There’s a way to get things done in the Legislature folks. And though the process still resembles the mythic sausage-making that today’s reporters have been warned to watch only in short, fitful bursts—lest they too be consumed with the desire to organize, orchestrate and manifest what are essentially methods of control—the resulting meat product apparently tastes better when both parties are involved.
That spirit of bipartisanship was in clear view this week at the state Legislature when our newly elected Democratic governor held a press conference on Monday. As more than 20 lawmakers from both parties looked on, Michelle Lujan Grisham signed 42 bills into law—a grouping she referred to as a “rocket docket”—while proclaiming a new era in reaching across the aisle for the betterment of all New Mexicans.
Before taking a look at some of the bills from both sides that Lujan Grisham signed into law this week, it’s worth noting that her predecessor, the Republican La Tejana, was just a bit better known for wielding the veto pen—and thereby truncating the hopes of a Democratic party she saw as intrinsically hostile.
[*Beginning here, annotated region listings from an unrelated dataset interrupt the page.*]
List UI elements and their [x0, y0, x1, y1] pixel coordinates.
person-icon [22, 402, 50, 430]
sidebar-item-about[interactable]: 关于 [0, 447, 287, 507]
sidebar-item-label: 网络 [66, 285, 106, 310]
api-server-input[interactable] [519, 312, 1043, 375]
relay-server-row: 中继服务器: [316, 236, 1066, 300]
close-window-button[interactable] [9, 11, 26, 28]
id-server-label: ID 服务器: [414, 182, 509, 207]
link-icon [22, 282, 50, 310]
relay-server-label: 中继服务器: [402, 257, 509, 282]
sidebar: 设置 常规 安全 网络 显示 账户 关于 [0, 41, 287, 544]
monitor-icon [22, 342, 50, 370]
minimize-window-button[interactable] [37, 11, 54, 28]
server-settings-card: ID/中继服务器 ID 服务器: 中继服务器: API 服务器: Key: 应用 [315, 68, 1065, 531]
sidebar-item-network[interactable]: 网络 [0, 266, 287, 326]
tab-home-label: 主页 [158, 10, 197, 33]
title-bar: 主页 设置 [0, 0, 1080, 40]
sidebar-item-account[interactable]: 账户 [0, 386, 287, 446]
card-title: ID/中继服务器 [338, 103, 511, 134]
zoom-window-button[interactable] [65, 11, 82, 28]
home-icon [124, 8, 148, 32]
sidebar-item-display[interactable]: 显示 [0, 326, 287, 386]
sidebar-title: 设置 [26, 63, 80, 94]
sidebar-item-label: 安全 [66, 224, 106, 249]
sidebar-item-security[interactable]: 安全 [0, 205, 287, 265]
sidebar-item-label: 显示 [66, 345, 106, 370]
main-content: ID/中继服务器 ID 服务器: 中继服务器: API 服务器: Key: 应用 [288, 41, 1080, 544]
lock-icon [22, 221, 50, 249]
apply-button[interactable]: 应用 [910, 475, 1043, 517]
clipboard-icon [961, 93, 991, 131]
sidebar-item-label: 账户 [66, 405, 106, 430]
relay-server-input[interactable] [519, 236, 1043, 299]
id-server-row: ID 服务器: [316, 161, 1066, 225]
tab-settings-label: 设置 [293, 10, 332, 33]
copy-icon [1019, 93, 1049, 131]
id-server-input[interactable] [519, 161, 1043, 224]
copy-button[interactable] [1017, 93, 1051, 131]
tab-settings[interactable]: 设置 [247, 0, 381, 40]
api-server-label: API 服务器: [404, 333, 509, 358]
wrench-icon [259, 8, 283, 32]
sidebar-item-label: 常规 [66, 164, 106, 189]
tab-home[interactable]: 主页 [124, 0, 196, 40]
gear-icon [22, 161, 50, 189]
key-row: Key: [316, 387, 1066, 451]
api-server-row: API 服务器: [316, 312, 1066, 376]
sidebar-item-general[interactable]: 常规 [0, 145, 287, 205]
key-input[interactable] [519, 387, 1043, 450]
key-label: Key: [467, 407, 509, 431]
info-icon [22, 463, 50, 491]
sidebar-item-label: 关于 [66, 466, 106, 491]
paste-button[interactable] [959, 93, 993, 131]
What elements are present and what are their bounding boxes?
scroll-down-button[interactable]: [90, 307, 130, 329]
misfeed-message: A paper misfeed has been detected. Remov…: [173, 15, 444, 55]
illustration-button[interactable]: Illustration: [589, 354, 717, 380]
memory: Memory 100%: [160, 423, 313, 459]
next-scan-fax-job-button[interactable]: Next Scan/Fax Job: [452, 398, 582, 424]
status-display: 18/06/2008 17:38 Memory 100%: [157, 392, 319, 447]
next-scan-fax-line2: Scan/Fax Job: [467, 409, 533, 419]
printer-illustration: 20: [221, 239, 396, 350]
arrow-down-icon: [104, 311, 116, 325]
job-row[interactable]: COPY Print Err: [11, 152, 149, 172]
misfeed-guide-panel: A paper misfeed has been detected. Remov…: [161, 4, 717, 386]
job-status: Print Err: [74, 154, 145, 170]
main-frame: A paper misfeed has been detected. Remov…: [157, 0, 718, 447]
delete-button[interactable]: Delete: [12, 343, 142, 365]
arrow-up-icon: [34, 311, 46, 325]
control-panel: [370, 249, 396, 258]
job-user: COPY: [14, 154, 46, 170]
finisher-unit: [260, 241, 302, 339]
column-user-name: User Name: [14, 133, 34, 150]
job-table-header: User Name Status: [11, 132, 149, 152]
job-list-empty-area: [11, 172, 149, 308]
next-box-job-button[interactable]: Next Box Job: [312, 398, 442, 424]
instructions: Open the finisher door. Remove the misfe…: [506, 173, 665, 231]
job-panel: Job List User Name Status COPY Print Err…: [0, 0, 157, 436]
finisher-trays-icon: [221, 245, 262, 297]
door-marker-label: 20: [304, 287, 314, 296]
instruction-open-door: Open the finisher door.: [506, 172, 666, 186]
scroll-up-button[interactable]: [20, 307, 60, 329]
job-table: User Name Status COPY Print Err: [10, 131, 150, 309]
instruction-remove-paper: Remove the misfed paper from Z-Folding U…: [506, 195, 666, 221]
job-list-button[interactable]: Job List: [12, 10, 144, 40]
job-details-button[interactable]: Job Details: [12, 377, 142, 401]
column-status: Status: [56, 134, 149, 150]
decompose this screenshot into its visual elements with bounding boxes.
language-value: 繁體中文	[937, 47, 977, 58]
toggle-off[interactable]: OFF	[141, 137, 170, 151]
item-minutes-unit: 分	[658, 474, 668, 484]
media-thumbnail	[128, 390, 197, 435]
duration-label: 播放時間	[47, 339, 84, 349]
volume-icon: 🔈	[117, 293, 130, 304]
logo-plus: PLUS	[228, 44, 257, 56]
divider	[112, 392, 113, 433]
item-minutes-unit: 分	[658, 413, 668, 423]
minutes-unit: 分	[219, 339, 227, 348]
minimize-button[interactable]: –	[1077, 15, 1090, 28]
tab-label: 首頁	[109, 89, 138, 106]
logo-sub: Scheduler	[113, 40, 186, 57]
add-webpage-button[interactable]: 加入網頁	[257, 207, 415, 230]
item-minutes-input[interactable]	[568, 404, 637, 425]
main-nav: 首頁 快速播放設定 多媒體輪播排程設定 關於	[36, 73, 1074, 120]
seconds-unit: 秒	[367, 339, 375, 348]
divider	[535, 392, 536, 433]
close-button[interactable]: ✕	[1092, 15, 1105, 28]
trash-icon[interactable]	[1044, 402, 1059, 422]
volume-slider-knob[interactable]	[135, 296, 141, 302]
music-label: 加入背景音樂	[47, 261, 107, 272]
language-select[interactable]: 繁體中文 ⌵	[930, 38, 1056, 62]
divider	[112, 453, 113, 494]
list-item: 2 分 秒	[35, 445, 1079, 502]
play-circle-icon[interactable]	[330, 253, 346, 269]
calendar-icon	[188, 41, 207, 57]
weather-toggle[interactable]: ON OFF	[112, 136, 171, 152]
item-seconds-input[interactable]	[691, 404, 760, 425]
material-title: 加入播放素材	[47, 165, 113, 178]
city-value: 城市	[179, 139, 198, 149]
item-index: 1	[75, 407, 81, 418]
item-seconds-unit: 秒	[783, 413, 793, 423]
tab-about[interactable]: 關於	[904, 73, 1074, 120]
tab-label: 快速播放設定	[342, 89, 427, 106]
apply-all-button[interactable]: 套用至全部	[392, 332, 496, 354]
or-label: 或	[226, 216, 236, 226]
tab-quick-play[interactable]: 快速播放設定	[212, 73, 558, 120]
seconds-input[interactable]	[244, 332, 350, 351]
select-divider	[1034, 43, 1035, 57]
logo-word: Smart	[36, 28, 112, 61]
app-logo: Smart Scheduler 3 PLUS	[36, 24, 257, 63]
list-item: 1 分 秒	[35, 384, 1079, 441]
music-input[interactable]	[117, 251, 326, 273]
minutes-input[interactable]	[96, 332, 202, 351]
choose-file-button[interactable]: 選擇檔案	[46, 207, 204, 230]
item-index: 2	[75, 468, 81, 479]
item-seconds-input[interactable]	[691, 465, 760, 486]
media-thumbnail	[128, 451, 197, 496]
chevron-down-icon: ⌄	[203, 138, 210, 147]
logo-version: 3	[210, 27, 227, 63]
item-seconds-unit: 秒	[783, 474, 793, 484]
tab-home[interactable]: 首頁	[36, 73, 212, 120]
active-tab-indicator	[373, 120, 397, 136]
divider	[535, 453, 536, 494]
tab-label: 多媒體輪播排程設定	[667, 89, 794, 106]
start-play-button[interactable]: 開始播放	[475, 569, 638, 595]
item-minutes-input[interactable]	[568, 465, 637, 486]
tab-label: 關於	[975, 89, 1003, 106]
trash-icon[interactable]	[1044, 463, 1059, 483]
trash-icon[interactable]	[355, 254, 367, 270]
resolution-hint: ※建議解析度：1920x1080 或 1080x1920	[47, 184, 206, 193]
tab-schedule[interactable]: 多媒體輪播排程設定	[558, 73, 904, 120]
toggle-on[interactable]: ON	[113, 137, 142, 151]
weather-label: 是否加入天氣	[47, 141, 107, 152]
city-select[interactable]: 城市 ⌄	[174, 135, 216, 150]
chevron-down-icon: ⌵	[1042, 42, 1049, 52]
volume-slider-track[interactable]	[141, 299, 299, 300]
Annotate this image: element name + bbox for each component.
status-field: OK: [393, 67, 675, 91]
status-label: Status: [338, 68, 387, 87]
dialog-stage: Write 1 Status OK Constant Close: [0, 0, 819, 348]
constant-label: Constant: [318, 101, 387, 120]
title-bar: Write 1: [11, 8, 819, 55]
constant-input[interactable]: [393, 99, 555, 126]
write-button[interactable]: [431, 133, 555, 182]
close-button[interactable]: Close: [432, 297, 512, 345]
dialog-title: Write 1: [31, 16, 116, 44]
In fact, former Governor Martinez became known for her propensity to put the kibosh on much of the progressive and bipartisan agenda shaped by legislative bodies during her tenure.
Martinez vetoed nearly a third of bills that reached her desk last year, including HB 19, a broadly supported highly touted, bipartisan crime bill. The year before that Martinez vetoed nearly 50 percent of legislation sent her way, saying no to some bills that passed through both houses on unanimous votes.
The last Republican governor was taken to task for these actions and in April of last year, the New Mexico Supreme Court ruled that 10 of those vetoes from 2017 were invalid.
Clearly 2019 is going to be different.
At the press conference to announce the success of bills on the state’s “rocket docket,” members of both parties could be seen sharing the joy of moving forward with governance in New Mexico.
The local daily—a longtime bastion for Republican beliefs and initiatives—even reported that a state representative from the formerly perpetual red lands to the south championed the new vision of bipartisanship. Representative Candy Spense Ezzell (R-Roswell) told the newspaper that “It does take working with both sides of the aisle to get something accomplished for the good of New Mexico.”
How’s that for progress, mijos y mijas?
The grouping of new laws—call it whatever you want, but here at Alibi HQ we’re refering to the package deal as “Christmas,” both red and green mixed together deliciously—is certainly varied and provides a clear sketch of where the new Democratic administration wants to travel towards as we all work together renewing and reassembling the Land of Enchantment after eight years of divisive leadership.
Here’s what caught our eye and tempted our taste buds on that big New Mexican, two-color enchilada plate:
HB 227 limits the use of teacher attendance in fashioning yearly performance reviews and calls for the state to adopt and use highly objective uniform statewide standards of evaluation for the annual performance evaluation of licensed school employees. The legislation was sponsored by two donkeys and a longtime elephant, Jason C. Harper of Rio Rancho.
In line with the new focus on education reform, HB 44 mandates professional devlopment for school personnel, including administrators, career-technical teachers and educational assistants. This bill was cosponsored by Representative Melanie Stansbury (D-Albuquerque) a new legislator endorsed by Weekly Alibi and identified as a potential mover and shaker in a progressive administration.
Meanwhile, the new Electronic Communications Privacy Act (SB 199) sponsored by Senate Majority Floor Leader Peter Wirth is directly related to improving civil liberties in the state by defining personal protections from government access to electronic communications. The new law does that by providing necessary definitions and quantifying the type of access allowed to authorities and private parties.
Senator Sander Rue (R-Bernalillo) proposed and saw through to signing a bill (SB 58) that directly relates to government accountability to science. By mandating that state agencies seeking funding identify and prioritize evidence-based and research-based sub-programs within their respective ken, the law sees to it that funding is prioritized for programs that incorporate “methods demonstrated to be effective for the intended population through scientifically based research.” Go science!
Part of an initiative to provide local governments with the funds necessary to create sustainability, SB 18 will appropriate $3 million from the state public project revolving fund for use in local government planning. This law will also give the New Mexico Finance Authority the aegis to administer and make grants available “to qualified entities to evaluate and estimate the costs of implementing the most feasible alternatives for infrastructure, water or wastewater public projects or to develop water conservation plans, long-term master plans, economic development plans or energy audits and to pay the administrative costs of the local government planning program.” We are confident that this new law will make our city’s mayor smile more than listening to Metallica might.